Cars are unnecessary to live a good life.  The only reason I need a car is because our system is structured solely around it.  As a transportation system, the automoblile system  doesn't work very well at all.
Pearce Shea
13 years 8 months ago
There's a lot of Pangloss floating around here.

First and foremost, as Stanley points out, the "winners" of the LIA were those that had developed the technology to grow crops less affected by the longer, colder winters of the time. Yet, as has historically almost always been the case, there was no real committee formed to decide what crops to grow nor was seed distributes by local magistrates in an effort to protect the harvest. It happened, if you'll pardon the pun, organically. And it happened because it had to. "Smarts" didn't enter into it, unfortunately. Could alternative technologies have been "pursued" instead? Perhaps but it's hard to say at this point. We are, most likely, approaching a similar bottleneck (this time with energy and/or resource management, depending on who you talk to). The problem with saying "we must adapt as Europe did in the LIA or face the consequences of being the 'losers' in years to come" is that it is not necessarily apparent what choice is the winning choice. Probably not ethanol, as you note. Hybrid cars prolong the pain. Electrical ones seem to just shift it (we trade hard metal pollution and for oil and gas pollution; we trade one depletable resource for another [major sources of which would be Adghanistan and China, whee]).
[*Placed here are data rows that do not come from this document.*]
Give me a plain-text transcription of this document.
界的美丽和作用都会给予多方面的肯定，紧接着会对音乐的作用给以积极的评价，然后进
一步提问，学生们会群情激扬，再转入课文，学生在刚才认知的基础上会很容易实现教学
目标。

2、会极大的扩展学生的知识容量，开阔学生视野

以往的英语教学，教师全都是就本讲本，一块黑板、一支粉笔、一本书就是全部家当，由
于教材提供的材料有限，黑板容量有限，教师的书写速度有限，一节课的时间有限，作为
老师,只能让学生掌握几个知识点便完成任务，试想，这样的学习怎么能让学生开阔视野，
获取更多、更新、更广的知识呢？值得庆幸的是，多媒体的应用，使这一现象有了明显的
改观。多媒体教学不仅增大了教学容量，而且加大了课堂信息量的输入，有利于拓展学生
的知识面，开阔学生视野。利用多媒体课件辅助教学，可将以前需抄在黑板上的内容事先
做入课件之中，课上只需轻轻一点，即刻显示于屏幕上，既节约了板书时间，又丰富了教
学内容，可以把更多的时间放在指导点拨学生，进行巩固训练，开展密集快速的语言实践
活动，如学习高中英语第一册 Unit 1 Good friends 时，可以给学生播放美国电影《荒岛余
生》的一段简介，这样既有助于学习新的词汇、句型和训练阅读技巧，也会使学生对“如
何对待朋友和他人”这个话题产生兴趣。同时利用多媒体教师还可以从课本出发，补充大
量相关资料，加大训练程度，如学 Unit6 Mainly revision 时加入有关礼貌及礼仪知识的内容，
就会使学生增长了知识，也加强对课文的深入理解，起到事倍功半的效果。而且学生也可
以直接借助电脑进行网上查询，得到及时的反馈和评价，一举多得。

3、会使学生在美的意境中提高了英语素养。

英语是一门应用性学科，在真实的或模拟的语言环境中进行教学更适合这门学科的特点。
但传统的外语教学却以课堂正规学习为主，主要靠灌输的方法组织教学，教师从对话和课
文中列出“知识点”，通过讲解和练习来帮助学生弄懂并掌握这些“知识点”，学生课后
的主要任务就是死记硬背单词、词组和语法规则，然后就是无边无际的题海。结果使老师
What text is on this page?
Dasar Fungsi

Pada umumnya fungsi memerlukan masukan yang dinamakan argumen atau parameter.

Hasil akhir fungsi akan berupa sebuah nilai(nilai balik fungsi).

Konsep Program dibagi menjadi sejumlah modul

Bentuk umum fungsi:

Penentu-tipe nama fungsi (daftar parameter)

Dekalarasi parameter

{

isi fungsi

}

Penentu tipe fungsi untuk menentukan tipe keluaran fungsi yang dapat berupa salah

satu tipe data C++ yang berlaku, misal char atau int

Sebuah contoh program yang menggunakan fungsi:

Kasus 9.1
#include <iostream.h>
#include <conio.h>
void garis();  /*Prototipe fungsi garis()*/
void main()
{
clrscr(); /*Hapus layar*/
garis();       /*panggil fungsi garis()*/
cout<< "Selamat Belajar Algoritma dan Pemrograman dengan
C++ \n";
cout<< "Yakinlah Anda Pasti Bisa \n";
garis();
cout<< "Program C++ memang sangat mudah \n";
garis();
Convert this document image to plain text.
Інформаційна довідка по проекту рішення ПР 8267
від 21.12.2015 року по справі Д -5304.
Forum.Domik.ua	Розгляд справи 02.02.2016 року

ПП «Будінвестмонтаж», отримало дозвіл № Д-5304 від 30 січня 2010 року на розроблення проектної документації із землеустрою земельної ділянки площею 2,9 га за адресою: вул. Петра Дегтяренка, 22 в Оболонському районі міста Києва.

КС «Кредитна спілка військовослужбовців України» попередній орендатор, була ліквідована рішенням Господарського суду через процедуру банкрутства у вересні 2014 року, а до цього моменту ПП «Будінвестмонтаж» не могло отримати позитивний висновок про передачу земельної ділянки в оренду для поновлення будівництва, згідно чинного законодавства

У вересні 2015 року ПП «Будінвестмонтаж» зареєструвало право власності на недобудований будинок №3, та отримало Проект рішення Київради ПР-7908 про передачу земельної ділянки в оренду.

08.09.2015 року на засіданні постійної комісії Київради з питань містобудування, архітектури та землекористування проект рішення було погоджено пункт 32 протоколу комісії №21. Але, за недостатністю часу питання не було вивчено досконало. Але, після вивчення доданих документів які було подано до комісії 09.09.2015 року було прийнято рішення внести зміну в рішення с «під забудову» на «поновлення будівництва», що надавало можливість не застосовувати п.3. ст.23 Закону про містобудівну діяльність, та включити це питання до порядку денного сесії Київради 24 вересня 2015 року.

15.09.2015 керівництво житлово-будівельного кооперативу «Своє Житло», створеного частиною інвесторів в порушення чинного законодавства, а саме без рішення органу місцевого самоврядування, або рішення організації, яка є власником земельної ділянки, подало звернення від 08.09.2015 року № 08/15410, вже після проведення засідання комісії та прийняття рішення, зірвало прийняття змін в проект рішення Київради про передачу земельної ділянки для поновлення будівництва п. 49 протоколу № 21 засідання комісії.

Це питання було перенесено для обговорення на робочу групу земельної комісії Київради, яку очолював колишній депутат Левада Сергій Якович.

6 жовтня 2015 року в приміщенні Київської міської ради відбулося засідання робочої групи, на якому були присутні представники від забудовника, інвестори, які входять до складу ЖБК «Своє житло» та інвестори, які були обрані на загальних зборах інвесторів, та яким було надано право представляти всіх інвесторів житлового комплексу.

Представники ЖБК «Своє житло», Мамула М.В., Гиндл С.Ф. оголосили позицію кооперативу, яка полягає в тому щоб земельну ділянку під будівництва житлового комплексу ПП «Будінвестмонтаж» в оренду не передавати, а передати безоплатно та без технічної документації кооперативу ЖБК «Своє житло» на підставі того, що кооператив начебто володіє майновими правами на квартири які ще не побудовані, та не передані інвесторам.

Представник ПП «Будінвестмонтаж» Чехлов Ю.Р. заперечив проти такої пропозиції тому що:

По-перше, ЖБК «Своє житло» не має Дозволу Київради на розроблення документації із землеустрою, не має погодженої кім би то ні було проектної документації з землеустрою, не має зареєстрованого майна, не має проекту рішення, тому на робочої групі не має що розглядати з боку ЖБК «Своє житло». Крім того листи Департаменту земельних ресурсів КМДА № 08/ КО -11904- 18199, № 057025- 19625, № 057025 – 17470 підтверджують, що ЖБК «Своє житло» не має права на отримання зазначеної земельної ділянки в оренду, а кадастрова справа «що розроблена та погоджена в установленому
Are cars themselves the problem? If so we will somehow have to drastically reorganize the infrastructure of our country and our way of life. Yes, cars are not necessary to live a good life (though, as you get further and further away from urban areas and head towards, say, the midwest something like a car is necessary to live any kind of life at all) in much of urban US. But neither is fast food. And fast food preys on the poor. It's terrible for us. It's horrible to animals. And it's not likely to go anywhere any time soon. Neither is alcohol. We know these things are bad; in the case of alcohol, we are essentially consuming poison. I just don't see it happening until it absolutely has to. If someone has to tell us "this is the time, we must do something," then it's not the time yet.

"Getting our own house in order" will in no way impress India and China. Yes, both countries have often tried to use the US's energy consumption as an excuse to persist in their deleterious practices, but you know what? Deprived of the US's example, they'd still consume the same, cheap energy (gas/oil) the way they do now.  
13 years 8 months ago
Karen,


You probably already know there is a lot of skepticism about global warming.  I suggest you read some of the basis for this skepticism.  I am not saying that there isn't any global warming in recent years, just that I haven't found a convincing argument that it has happened, is unusual if it has happened or is dangerous if it has happened.  



All I am saying is that the reasons for it if it true may not be so clear and second the ways to combat it if that is what is required are also not very clear.  Rather than get into a debate over whether global warming is happening or not or what are its causes if it is happening, I suggest you investigate what could be done in case it is true.  What Wester Europe and the people in the US want may not be a good way to combat it.  In fact it could be very costly to society and to use a favorite Jesuit term, it is anything but social justice.



I suggest you read the ideas of Bjorn Lomborg who says he believes the climate is warming but believes nearly all the remedies proposed are useless if not dangerous.  He has an organization called the Copenhagen Consensus.  Here are some links


http://en.wikipedia.org/wiki/Bjørn_Lomborg 

http://www.copenhagenconsensus.com/CCC%20Home%20Page.aspx 


As soon as he started publishing his ideas he became a target for liberals and the abuse thrown his way has been more than abundant.  Many believe global warming has nothing to do with climate control and in reality has other political objectives.  I am one of those people who is not so much skeptical of climate change but extremely skeptical of those who are using it for political purposes.  These people are essentially preventing an honest debate from happening.  It is not the ''Drill Baby Drill'' people you have to be afraid of but the ones who want to shut down every avenue to new sources of energy.